How to shift from resolutions to habits:
-
Think about any goal you might have for yourself, and then consider what habits are going to move you closer to that goal. If the goal is weight loss, maybe your habit is mindful eating or creating an evening routine that sets you up for the best sleep possible. If the goal is improving your finances, maybe the habit is tracking your spending or following a budget. Brainstorm as many habits as you can think of.
-
Pick one or two of the habits from your list that you think will be the most beneficial, and start practicing these right away.
-
Create a minimum standard for your habits on days where you’re tired or overwhelmed or unmotivated. We want to continue our key habits, especially on those days we don’t feel like it. One of my habits this year is to do a gratitude list and a list of personal wins for every day. In a perfect world, I’d do this in my journal or on my writing program. But if there’s a day where I can’t get to my computer in the evening, I still make sure I list off a few things I’m grateful for and a few wins I had in my head whenever I get the chance (even if it’s just while brushing my teeth before bed).
-
Track your consistency. This made such a difference for me when it came to building habits. It can be a spreadsheet, or X’s on a special calendar or a table like the one I’ve created. When we’re tracking something, we pay more attention to it. We’re reminded of the importance of daily consistent action.
-
Once you’ve become consistent in those one or two habits, either find ways to re-invest your efforts either by taking those habits to the next level (for example, if you’ve been meditating for at least five minutes a day for a few months, can you start working your way up to ten minutes, or maybe twice a day?) or maybe adding in new habits altogether. Remember to make them habits that will have the biggest payoff.
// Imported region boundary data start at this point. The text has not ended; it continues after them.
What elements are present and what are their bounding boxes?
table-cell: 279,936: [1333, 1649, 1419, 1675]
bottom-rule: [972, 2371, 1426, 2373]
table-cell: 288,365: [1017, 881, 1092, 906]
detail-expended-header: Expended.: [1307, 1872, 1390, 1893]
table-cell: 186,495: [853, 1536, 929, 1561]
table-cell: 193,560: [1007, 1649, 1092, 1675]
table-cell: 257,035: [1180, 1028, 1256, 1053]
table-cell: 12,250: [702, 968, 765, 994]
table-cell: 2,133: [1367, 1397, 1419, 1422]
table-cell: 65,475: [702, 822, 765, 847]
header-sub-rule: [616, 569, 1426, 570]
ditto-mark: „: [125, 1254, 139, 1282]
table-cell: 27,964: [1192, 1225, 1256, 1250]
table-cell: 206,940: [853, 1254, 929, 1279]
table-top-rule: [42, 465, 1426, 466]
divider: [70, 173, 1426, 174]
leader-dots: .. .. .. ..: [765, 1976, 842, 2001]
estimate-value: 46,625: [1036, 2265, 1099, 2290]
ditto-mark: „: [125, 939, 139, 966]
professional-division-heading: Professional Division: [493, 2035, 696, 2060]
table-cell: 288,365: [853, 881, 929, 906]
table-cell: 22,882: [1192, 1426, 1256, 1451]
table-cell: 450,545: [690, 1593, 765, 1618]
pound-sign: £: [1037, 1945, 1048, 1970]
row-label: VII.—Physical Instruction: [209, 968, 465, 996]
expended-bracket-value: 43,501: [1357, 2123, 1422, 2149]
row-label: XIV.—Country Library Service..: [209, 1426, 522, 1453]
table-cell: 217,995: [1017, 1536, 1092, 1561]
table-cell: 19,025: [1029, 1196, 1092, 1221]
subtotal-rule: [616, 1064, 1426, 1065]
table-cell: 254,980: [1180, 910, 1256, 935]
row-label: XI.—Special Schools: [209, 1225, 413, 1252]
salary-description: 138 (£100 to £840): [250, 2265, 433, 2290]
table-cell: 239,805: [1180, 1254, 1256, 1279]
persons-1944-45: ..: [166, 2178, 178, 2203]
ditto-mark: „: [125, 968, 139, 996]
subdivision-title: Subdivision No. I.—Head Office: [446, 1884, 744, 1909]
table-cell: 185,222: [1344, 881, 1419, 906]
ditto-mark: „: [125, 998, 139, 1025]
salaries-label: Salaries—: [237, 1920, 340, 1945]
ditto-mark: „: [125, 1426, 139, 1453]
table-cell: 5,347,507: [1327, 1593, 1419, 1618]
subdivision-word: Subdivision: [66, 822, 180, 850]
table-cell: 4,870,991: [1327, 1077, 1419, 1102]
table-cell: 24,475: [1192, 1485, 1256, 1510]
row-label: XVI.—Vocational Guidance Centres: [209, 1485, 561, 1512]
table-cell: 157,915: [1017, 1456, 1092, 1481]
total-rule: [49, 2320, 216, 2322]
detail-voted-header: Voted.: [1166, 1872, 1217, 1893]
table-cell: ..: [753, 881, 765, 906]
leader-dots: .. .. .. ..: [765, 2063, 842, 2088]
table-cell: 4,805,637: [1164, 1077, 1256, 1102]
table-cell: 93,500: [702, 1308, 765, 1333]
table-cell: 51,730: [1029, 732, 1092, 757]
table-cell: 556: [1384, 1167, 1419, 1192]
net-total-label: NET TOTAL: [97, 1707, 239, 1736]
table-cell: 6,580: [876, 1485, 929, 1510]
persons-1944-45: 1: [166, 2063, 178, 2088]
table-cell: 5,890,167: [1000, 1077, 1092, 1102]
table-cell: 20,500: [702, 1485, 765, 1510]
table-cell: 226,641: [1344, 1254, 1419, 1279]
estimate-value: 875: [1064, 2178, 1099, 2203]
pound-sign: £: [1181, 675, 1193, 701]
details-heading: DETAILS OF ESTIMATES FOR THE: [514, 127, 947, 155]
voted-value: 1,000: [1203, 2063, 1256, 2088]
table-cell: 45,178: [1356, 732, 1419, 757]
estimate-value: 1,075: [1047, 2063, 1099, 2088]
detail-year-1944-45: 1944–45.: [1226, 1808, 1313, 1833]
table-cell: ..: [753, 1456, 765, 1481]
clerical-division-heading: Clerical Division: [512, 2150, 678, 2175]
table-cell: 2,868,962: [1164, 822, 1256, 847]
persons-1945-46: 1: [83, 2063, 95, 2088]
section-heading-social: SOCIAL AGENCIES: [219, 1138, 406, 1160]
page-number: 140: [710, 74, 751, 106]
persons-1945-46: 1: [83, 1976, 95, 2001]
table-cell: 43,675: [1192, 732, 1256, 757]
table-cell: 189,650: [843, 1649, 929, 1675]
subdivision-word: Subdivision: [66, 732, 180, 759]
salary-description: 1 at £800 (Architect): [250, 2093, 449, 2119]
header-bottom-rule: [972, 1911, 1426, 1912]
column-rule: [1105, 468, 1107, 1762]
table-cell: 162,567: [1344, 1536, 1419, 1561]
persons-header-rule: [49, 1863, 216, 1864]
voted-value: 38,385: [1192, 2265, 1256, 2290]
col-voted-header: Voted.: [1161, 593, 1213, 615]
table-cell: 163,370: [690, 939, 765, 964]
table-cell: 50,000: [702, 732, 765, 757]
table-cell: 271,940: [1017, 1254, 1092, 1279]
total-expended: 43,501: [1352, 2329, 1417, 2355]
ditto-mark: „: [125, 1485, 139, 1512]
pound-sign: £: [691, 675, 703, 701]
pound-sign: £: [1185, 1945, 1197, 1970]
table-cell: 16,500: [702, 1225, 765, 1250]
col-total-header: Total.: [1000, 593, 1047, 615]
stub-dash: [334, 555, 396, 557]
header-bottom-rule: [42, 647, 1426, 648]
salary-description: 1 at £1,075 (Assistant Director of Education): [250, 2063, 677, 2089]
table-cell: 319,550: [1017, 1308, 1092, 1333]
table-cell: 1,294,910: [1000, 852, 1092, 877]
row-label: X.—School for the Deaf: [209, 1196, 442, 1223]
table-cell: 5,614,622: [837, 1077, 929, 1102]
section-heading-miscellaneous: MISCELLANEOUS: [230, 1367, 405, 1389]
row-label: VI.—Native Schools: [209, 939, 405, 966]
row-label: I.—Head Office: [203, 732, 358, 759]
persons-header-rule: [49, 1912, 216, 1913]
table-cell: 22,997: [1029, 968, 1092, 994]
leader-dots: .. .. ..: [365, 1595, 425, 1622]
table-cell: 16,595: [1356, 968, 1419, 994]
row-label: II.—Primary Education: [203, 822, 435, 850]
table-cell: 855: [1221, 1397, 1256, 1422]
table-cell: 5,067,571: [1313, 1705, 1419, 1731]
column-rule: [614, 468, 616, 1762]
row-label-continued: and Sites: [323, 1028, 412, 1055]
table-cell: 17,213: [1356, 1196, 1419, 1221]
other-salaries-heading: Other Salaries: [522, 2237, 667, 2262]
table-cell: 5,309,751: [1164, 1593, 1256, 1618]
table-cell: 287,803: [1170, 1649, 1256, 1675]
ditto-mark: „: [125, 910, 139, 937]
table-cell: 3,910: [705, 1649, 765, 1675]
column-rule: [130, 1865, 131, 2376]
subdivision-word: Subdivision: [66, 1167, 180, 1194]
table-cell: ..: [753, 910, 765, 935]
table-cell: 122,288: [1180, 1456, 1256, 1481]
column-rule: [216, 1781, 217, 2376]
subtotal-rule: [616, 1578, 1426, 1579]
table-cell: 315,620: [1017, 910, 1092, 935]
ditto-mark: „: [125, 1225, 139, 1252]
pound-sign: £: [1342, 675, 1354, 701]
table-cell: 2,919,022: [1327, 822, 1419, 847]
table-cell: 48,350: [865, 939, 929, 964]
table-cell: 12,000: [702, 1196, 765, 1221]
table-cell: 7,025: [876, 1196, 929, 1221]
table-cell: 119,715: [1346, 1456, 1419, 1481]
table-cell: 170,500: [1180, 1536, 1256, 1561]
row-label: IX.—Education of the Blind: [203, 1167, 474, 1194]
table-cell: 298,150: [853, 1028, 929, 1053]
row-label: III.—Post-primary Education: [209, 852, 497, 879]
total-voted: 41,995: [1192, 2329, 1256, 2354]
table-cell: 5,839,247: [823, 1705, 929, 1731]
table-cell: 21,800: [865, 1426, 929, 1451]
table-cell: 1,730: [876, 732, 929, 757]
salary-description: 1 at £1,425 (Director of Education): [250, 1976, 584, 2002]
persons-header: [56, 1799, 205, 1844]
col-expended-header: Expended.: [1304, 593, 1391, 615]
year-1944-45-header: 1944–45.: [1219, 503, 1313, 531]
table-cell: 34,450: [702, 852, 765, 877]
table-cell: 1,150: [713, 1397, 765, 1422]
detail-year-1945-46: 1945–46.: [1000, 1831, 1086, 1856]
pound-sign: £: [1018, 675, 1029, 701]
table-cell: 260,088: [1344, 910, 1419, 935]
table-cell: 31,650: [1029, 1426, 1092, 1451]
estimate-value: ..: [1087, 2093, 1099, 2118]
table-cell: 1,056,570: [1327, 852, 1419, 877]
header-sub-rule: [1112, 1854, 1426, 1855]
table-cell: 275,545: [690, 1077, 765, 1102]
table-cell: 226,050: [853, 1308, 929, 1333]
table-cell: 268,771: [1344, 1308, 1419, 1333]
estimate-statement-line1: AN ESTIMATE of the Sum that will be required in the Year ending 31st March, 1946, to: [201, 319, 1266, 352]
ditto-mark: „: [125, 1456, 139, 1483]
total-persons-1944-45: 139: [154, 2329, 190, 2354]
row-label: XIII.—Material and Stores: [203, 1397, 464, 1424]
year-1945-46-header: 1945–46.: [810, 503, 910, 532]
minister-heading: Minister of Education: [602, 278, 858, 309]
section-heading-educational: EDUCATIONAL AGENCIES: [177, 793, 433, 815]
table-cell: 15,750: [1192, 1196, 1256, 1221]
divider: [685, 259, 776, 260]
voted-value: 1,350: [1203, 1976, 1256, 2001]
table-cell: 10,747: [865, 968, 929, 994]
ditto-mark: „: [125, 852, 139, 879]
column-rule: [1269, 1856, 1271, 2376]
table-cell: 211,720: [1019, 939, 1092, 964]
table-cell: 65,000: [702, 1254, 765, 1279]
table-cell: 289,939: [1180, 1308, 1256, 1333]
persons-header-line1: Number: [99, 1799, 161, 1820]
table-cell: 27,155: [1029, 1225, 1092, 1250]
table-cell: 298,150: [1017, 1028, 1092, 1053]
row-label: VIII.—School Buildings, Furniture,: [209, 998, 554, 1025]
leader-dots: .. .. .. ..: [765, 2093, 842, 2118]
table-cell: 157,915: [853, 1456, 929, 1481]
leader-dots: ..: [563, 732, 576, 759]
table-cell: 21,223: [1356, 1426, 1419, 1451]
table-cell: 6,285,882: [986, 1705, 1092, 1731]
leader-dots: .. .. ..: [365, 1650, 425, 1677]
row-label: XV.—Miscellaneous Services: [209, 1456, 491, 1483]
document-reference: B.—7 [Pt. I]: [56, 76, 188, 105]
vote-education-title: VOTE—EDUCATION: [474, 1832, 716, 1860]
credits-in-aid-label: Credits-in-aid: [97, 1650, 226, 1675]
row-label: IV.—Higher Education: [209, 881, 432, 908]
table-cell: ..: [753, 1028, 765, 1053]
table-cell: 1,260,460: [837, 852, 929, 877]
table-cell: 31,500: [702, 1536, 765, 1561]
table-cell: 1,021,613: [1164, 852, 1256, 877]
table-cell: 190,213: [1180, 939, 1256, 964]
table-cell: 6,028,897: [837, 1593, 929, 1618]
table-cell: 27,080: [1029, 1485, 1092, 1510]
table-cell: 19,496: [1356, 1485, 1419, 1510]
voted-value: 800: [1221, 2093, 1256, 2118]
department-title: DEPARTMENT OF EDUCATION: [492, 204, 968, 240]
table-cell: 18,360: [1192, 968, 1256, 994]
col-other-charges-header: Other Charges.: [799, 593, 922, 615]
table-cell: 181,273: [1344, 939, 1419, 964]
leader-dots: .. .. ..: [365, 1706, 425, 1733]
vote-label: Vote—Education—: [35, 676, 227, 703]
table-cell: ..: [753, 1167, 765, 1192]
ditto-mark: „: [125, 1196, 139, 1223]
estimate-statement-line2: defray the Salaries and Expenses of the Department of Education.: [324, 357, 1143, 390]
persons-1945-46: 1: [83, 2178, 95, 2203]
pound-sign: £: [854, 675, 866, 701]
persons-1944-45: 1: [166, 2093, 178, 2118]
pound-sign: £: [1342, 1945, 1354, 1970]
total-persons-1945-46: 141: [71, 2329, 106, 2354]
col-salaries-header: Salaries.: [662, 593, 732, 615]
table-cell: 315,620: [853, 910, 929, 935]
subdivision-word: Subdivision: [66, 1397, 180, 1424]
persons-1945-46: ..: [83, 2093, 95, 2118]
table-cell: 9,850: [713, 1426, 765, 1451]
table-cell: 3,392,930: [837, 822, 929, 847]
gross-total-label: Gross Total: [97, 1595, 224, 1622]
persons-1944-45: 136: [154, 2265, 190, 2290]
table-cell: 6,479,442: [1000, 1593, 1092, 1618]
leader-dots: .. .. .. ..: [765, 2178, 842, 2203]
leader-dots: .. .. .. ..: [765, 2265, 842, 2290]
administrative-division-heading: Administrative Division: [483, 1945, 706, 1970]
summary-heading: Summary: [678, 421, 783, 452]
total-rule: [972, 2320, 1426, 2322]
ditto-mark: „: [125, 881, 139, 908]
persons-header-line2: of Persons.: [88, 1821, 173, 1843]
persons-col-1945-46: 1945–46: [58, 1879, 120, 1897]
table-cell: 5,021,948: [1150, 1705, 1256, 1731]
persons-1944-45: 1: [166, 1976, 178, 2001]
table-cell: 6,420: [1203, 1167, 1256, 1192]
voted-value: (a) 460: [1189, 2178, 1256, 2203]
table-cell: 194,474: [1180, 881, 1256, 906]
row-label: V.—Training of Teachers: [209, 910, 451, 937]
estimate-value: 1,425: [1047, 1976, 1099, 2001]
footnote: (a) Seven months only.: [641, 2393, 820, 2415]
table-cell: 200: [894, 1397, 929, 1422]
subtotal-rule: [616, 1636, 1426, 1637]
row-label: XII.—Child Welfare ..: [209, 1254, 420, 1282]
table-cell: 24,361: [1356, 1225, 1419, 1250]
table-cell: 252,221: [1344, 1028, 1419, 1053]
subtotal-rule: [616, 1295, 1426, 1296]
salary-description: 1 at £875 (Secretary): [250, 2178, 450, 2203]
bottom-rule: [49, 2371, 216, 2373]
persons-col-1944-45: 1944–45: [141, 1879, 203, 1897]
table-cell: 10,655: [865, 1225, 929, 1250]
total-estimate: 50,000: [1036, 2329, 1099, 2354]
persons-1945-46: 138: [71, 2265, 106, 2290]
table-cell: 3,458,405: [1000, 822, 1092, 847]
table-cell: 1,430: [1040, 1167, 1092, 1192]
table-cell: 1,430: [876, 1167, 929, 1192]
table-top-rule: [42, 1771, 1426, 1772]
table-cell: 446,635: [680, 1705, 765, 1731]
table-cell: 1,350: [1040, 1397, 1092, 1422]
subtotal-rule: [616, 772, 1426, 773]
I committed to tracking 8 key habits last year. I didn’t start building all 8 habits at once – I had already started building many of them in 2019 or even earlier. I noticed that throughout the year, I was making the most progress towards my goals when I was consistent in these daily disciplines. I also noticed that I felt my best during these times.
This year, I’ve committed to using this same process. I’ve reviewed my habits and kept the important ones, and also added others that I know will have a huge pay-off over the course of the year. I’ve also been more specific about what each habit looks like, and I’ve created my minimum standard for each habit as well.
We are what we repeatedly do, not what we temporarily decide to work towards. What will you repeatedly do this year that will bring you closer to who you want to be in every area of your life?